Depuis des années, la coopérative entretenait de bonnes relations avec la Fromagerie Mirabel située à Saint-Jérôme, au Québec. C’est donc sans surprise que l’on apprend son acquisition en 2009, ce qui lui permet en quelque sorte de protéger son marché. Il faut aussi savoir que la coopérative peut écouler son fromage au travers de 2000 points de vente tant du côté ontarien que québécois.
Incendie
À peine quelques semaines après l’entrée en poste d’un nouveau directeur général, en février 2013, les installations de la coopérative à St-Albert passent au feu. Il s’agit d’une rude épreuve pour l’organisation, exigeant une forte solidarité du milieu, voire de l’industrie. Ainsi, le lendemain de l’incendie, le grand patron de Kraft offre son aide. Tel que mentionné sur le portail de la coopérative : « Une partie des employés s’installe dans les locaux de l’école primaire de St-Albert et dans le sous-sol du centre communautaire. La Caisse Desjardins et le presbytère offrent des salles pour les réunions ». Une partie de la production est transférée vers d’autres usines.

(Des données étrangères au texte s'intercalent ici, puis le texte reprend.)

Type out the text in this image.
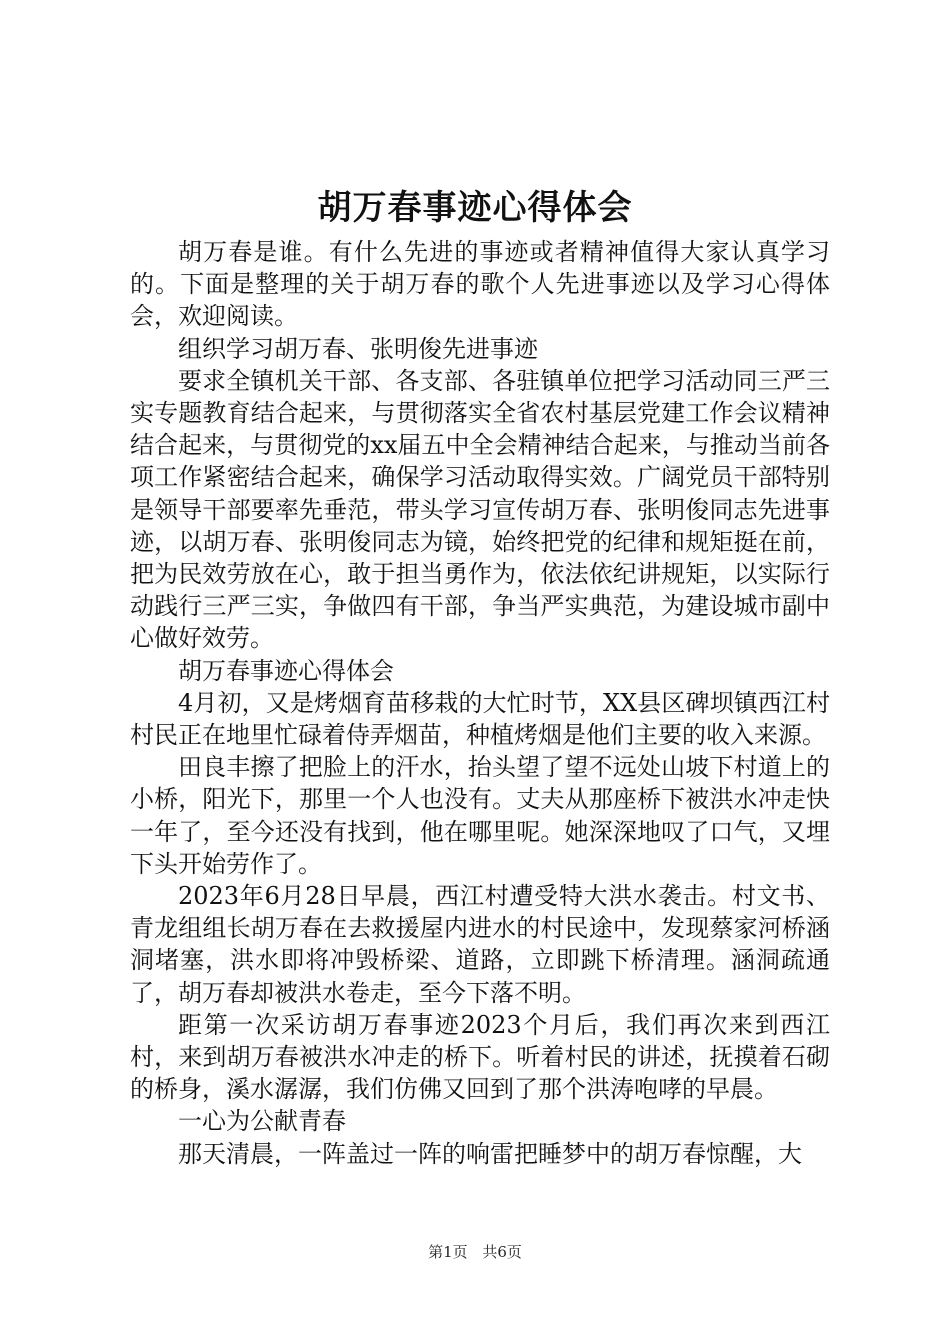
胡万春事迹心得体会

胡万春是谁。有什么先进的事迹或者精神值得大家认真学习的。下面是整理的关于胡万春的歌个人先进事迹以及学习心得体会，欢迎阅读。

组织学习胡万春、张明俊先进事迹

要求全镇机关干部、各支部、各驻镇单位把学习活动同三严三实专题教育结合起来，与贯彻落实全省农村基层党建工作会议精神结合起来，与贯彻党的xx届五中全会精神结合起来，与推动当前各项工作紧密结合起来，确保学习活动取得实效。广阔党员干部特别是领导干部要率先垂范，带头学习宣传胡万春、张明俊同志先进事迹，以胡万春、张明俊同志为镜，始终把党的纪律和规矩挺在前，把为民效劳放在心，敢于担当勇作为，依法依纪讲规矩，以实际行动践行三严三实，争做四有干部，争当严实典范，为建设城市副中心做好效劳。

胡万春事迹心得体会

4月初，又是烤烟育苗移栽的大忙时节，XX县区碑坝镇西江村村民正在地里忙碌着侍弄烟苗，种植烤烟是他们主要的收入来源。

田良丰擦了把脸上的汗水，抬头望了望不远处山坡下村道上的小桥，阳光下，那里一个人也没有。丈夫从那座桥下被洪水冲走快一年了，至今还没有找到，他在哪里呢。她深深地叹了口气，又埋下头开始劳作了。

2023年6月28日早晨，西江村遭受特大洪水袭击。村文书、青龙组组长胡万春在去救援屋内进水的村民途中，发现蔡家河桥涵洞堵塞，洪水即将冲毁桥梁、道路，立即跳下桥清理。涵洞疏通了，胡万春却被洪水卷走，至今下落不明。

距第一次采访胡万春事迹2023个月后，我们再次来到西江村，来到胡万春被洪水冲走的桥下。听着村民的讲述，抚摸着石砌的桥身，溪水潺潺，我们仿佛又回到了那个洪涛咆哮的早晨。

一心为公献青春

那天清晨，一阵盖过一阵的响雷把睡梦中的胡万春惊醒，大

第1页 共6页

Ce sont deux années de nombreuses démarches administratives qui vont suivre, notamment pour les réclamations d’assurance, avant que le 3 février 2015, on inaugure les nouvelles installations de la coopérative de St-Albert lors d’un événement qui réunit de nombreuses personnalités de la communauté franco-ontarienne. Les capacités sont nettement augmentées en comparaison à la situation antérieure. Ainsi, la dimension de l’usine est passée de 5295 m2 à 6870 m2 (57 000 pi2 à 75 000 pi2). De son côté, l’aire commerciale qui comprend un tout nouveau restaurant passe de 230 m2 à 840 m2 (2500 pi2 à 9000 pi2). Enfin, on a plus que triplé la capacité de production annuelle de fromage. Un petit musée est désormais intégré à la coopérative, permettant de survoler ce passage plus que centenaire dans le temps.
L’avenir
Comment se profile l’avenir de la doyenne des coopératives agricoles au Canada? Le premier objectif du conseil d’administration est d’assurer la pérennité de la coopérative au profit des générations futures. Par ailleurs, l’ouverture des marchés expose la coopérative à une concurrence accrue dans le domaine de la production du cheddar, non seulement sur le plan national, mais également à international, pensons à l’Irlande, au Royaume-Uni, mais aussi à l’Australie et à la Nouvelle-Zélande. En ce sens, la coopérative est déjà engagée dans des investissements majeurs dans l’automatisation de la production et l’accroissement de son efficacité afin de continuer à améliorer sa productivité. Enfin, la coopérative ne pourra se soustraire à de possibles risques majeurs, comme des modifications importantes à la gestion de l’offre.
L’auteur tient à remercier Réjean Ouimet, ancien directeur général et arrière-petit-fils d’un membre fondateur de la coopérative, et Stéphan Schwab, trésorier, pour leur collaboration.
Cet article est paru dans le Coopérateur de juillet-août 2025.